- Secretary-General: Lidia Falcón
- Founded: 1979 1981 (Officially registered)
- Ideology: Socialist feminism Republicanism Gender-critical feminism Radical feminism Anti-capitalism
- Political position: Far-left
- National affiliation: United Left (2015–2020)

Website
- partidofeminista.es

= Feminist Party of Spain =

Spanish political party

Feminist Party of Spain (in Spanish: Partido Feminista de España, PFE) is a feminist political party which operates in Spain. It was founded in 1979 by the feminist, anti-fascist, and communist activist Lidia Falcón.

==History==
In 1983, the 1st congress of the party was held in Barcelona, where the executive committee was elected. The members of it were: Lidia Falcón, Carmen Sarmiento, Maria Encarna Sanahuja, Mercedes Izquierdo, Montserrat Fernández Casido, Pilar Altamira, Siurana Elvira, Isabel Marin, and Maria Angeles Piquero.
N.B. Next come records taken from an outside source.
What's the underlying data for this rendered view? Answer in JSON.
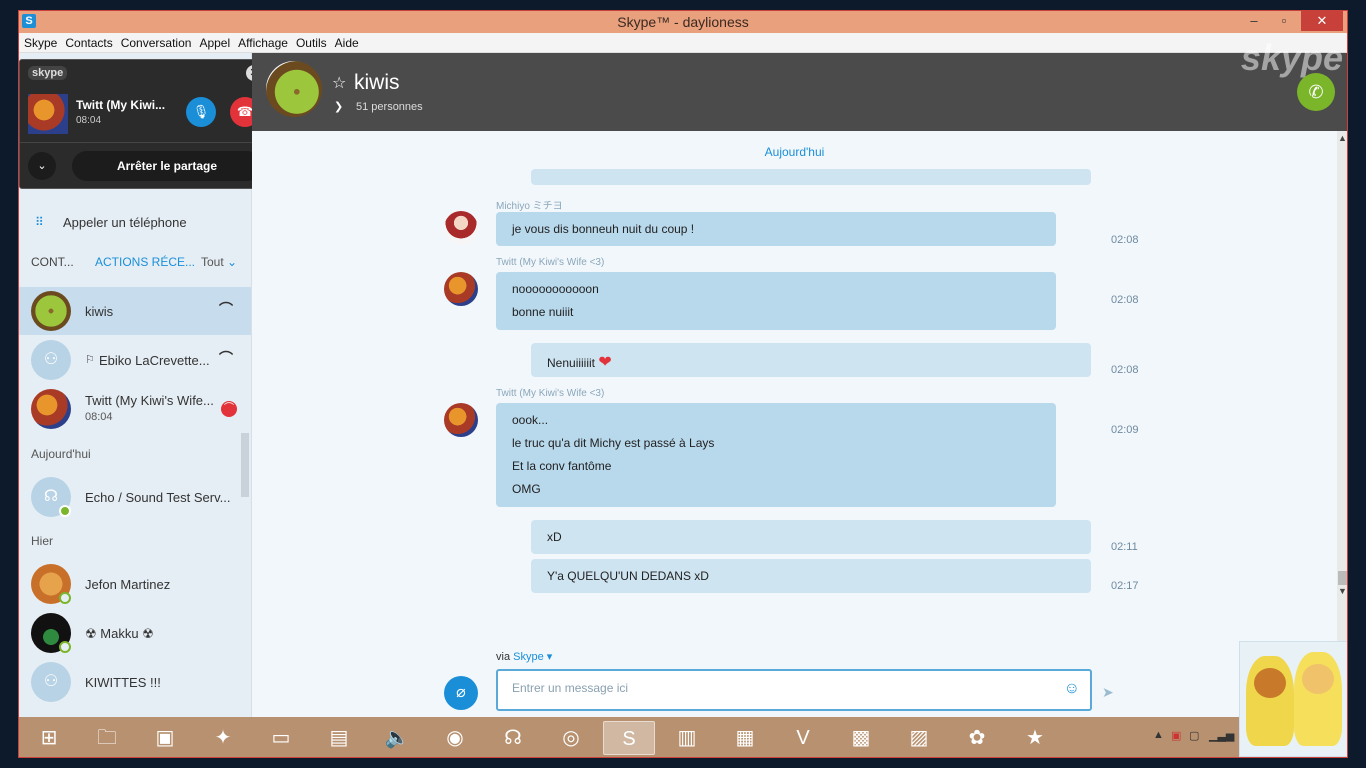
{
  "window": {
    "title": "Skype™ - daylioness",
    "app_icon": "S",
    "controls": {
      "minimize": "–",
      "maximize": "▫",
      "close": "✕"
    }
  },
  "menu": [
    "Skype",
    "Contacts",
    "Conversation",
    "Appel",
    "Affichage",
    "Outils",
    "Aide"
  ],
  "call_overlay": {
    "brand": "skype",
    "caller_name": "Twitt (My Kiwi...",
    "duration": "08:04",
    "stop_label": "Arrêter le partage"
  },
  "sidebar": {
    "call_phone": "Appeler un téléphone",
    "tabs": {
      "contacts": "CONT...",
      "recent": "ACTIONS RÉCE...",
      "filter": "Tout"
    },
    "recent_items": [
      {
        "name": "kiwis"
      },
      {
        "name": "Ebiko LaCrevette..."
      },
      {
        "name": "Twitt (My Kiwi's Wife...",
        "sub": "08:04"
      }
    ],
    "section_today": "Aujourd'hui",
    "today_items": [
      {
        "name": "Echo / Sound Test Serv..."
      }
    ],
    "section_yesterday": "Hier",
    "yesterday_items": [
      {
        "name": "Jefon Martinez"
      },
      {
        "name": "☢ Makku ☢"
      },
      {
        "name": "KIWITTES !!!"
      }
    ]
  },
  "chat_header": {
    "title": "kiwis",
    "members": "51 personnes"
  },
  "chat": {
    "day_label": "Aujourd'hui",
    "messages": [
      {
        "sender": "Michiyo ミチヨ",
        "lines": [
          "je vous dis bonneuh nuit du coup !"
        ],
        "time": "02:08"
      },
      {
        "sender": "Twitt (My Kiwi's Wife <3)",
        "lines": [
          "nooooooooooon",
          "bonne nuiiit"
        ],
        "time": "02:08"
      },
      {
        "sender": "",
        "lines": [
          "Nenuiiiiiit"
        ],
        "time": "02:08"
      },
      {
        "sender": "Twitt (My Kiwi's Wife <3)",
        "lines": [
          "oook...",
          "le truc qu'a dit Michy est passé à Lays",
          "Et la conv fantôme",
          "OMG"
        ],
        "time": "02:09"
      },
      {
        "sender": "",
        "lines": [
          "xD"
        ],
        "time": "02:11"
      },
      {
        "sender": "",
        "lines": [
          "Y'a QUELQU'UN DEDANS xD"
        ],
        "time": "02:17"
      }
    ],
    "via_prefix": "via",
    "via_service": "Skype ▾",
    "input_placeholder": "Entrer un message ici"
  },
  "colors": {
    "accent": "#1a8fd8",
    "bubble": "#b8d8ec",
    "header_bg": "#4b4b4b",
    "call_green": "#7bb62a",
    "hangup_red": "#e2333a",
    "taskbar": "#b89270"
  }
}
In the European Parliament elections of 1999, the party promoted the creation of the Confederation of Feminist Organizations, that won 28,901 votes (0.14%).

During its second congress, held from 25 to 26 July 2015, PFE decided to join United Left to participate in general elections of that year within the strategy of "popular unity".

On 22 February 2020, the IU's Political and Social Assembly approved to expel the PFE from the organization on the basis of the latter's "repeated statutory breaches and the holding of positions contrary to those approved in the IU bodies".